Jobs enrolled in Reed College in Portland, Ore., in 1972 but dropped out after six months.
"All of my working-class parents' savings were being spent on my college tuition. After six months, I couldn't see the value in it," he said at a Stanford University commencement address in 2005. "I had no idea what I wanted to do with my life and no idea how college was going to help me figure it out."
When he returned to California in 1974, Jobs worked for video game maker Atari and attended meetings of the Homebrew Computer Club — a group of computer hobbyists — with Steve Wozniak, a high school friend who was a few years older.
AND, as to intellectual property,
During a 1979 visit to the Xerox Palo Alto Research Center, Jobs again spotted mass potential in a niche invention: a computer that allowed people to control computers with the click of a mouse, not typed commands. He returned to Apple and ordered his engineering team to copy what he had seen.
It foreshadowed a propensity to take other people's concepts, improve on them and spin them into wildly successful products. Under Jobs, Apple didn't invent computers, digital music players or smartphones — it reinvented them for people who didn't want to learn computer programming or negotiate the technical hassles of keeping their gadgets working.
"We have always been shameless about stealing great ideas," Jobs said in an interview for the 1996 PBS series "Triumph of the Nerds."
UPDATE
from Defending Life’s Work With Words of a Tyrant :
“Amidst the oceans of enforced mediocrity in the bland, deflavorized culture of managed-by-committee corporate behemoths,” the entrepreneur Perry Metzger posted on his Google+ page, Mr.
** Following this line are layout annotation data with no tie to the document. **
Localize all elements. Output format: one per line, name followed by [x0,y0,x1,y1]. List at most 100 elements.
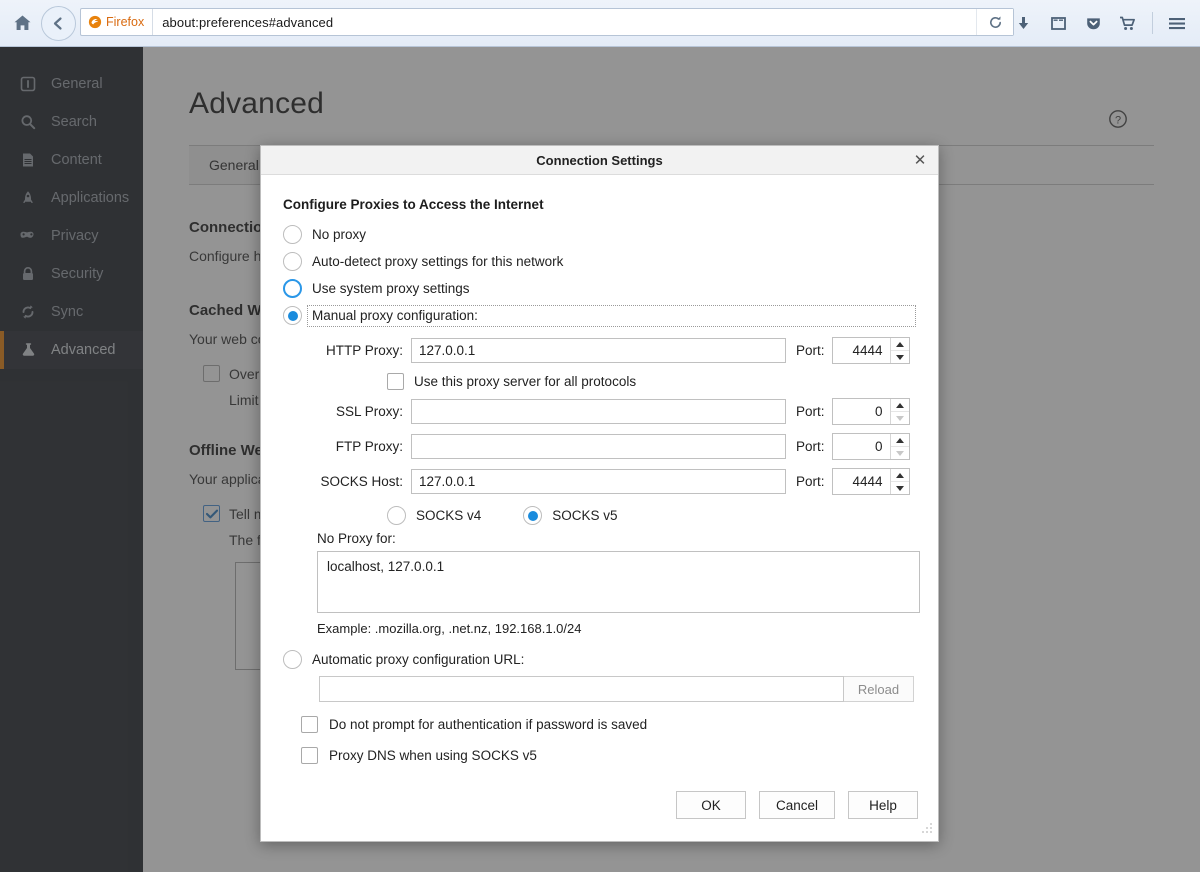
stepper-down-icon [891,412,909,424]
port-value: 4444 [833,338,890,363]
field-label: SOCKS Host: [283,474,411,489]
radio-socks-v5-circle[interactable] [523,506,542,525]
radio-circle [283,225,302,244]
radio-system-proxy[interactable]: Use system proxy settings [283,275,916,302]
url-bar[interactable]: Firefox about:preferences#advanced [80,8,1014,36]
socks-version-group: SOCKS v4 SOCKS v5 [387,506,916,525]
focus-outline: Manual proxy configuration: [307,305,916,327]
ssl-proxy-input[interactable] [411,399,786,424]
socks-port-stepper[interactable]: 4444 [832,468,910,495]
checkbox-box [387,373,404,390]
hamburger-menu-icon[interactable] [1162,8,1192,38]
field-socks-host: SOCKS Host: 127.0.0.1 Port: 4444 [283,468,916,495]
radio-auto-detect[interactable]: Auto-detect proxy settings for this netw… [283,248,916,275]
ftp-proxy-input[interactable] [411,434,786,459]
radio-pac-url[interactable]: Automatic proxy configuration URL: [283,650,916,669]
stepper-up-icon[interactable] [891,434,909,447]
field-http-proxy: HTTP Proxy: 127.0.0.1 Port: 4444 [283,337,916,364]
no-proxy-example: Example: .mozilla.org, .net.nz, 192.168.… [317,621,916,636]
radio-circle [283,306,302,325]
dialog-buttons: OK Cancel Help [676,791,918,819]
back-button[interactable] [41,6,76,41]
resize-grip[interactable] [922,820,934,838]
all-protocols-checkbox[interactable]: Use this proxy server for all protocols [387,373,916,390]
connection-settings-dialog: Connection Settings ✕ Configure Proxies … [260,145,939,842]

Jobs “showed that the real path to excellence was excellence — that you could do great things by, who would have imagined, being smart and having excellent taste and not ever settling for second best.”
AND
Mr. Jobs castigated competitors, particularly Microsoft. Bill Gates’s company, which dwarfed Apple in power and wealth during the 1980s and 1990s, was not even described as second rate; it was deemed third-rate. Worse, it was not even trying.
“The only problem with Microsoft is they just have no taste,” Mr. Jobs said in a typical broadside. “They have absolutely no taste. And I don’t mean that in a small way, I mean that in a big way, in the sense that they don’t think of original ideas, and they don’t bring much culture into their products.”
**UPDATE
See Snapshot of Steve Jobs -->
(It never occurred to me before, but Keanu Reeves, "The One" in "The Matrix," bears an eerie physical resemblance to the Steve Jobs who drove me around Cupertino that long-ago afternoon in his new Mercedes, while challenging me to identify the familiar female voice singing "Happy Birthday, Leonid Brezhnev" on the car radio—I couldn't—and intimating that they were more than just friends.) [it was Joan Baez]
"This is orchard land," he said of the passing light-industrial landscape. "And now it's growing silicon."
Jobs boasted that the Apple II was even empowering the company's secretaries, or rather transforming them into something more than secretaries. "We got rid of our Selectric typewriters about four years ago and we said, 'Look, we're out preaching the office of the future; we're living in the office of the past.'
"So we gave everyone an Apple and we had classes after work and we told the secretaries, 'You're in a dead-end job. What we want to do is open up this job. So we're going to do away with the title secretary and we're going to make up another bulls--- title called Area Associate. We're going to pay you 25% more but you need to upgrade your skills level—not only to do word processing but financial modeling and things like that. And everyone who doesn't upgrade after six months we'll help you find a job at an old wave company.' And we had 99% upgrade.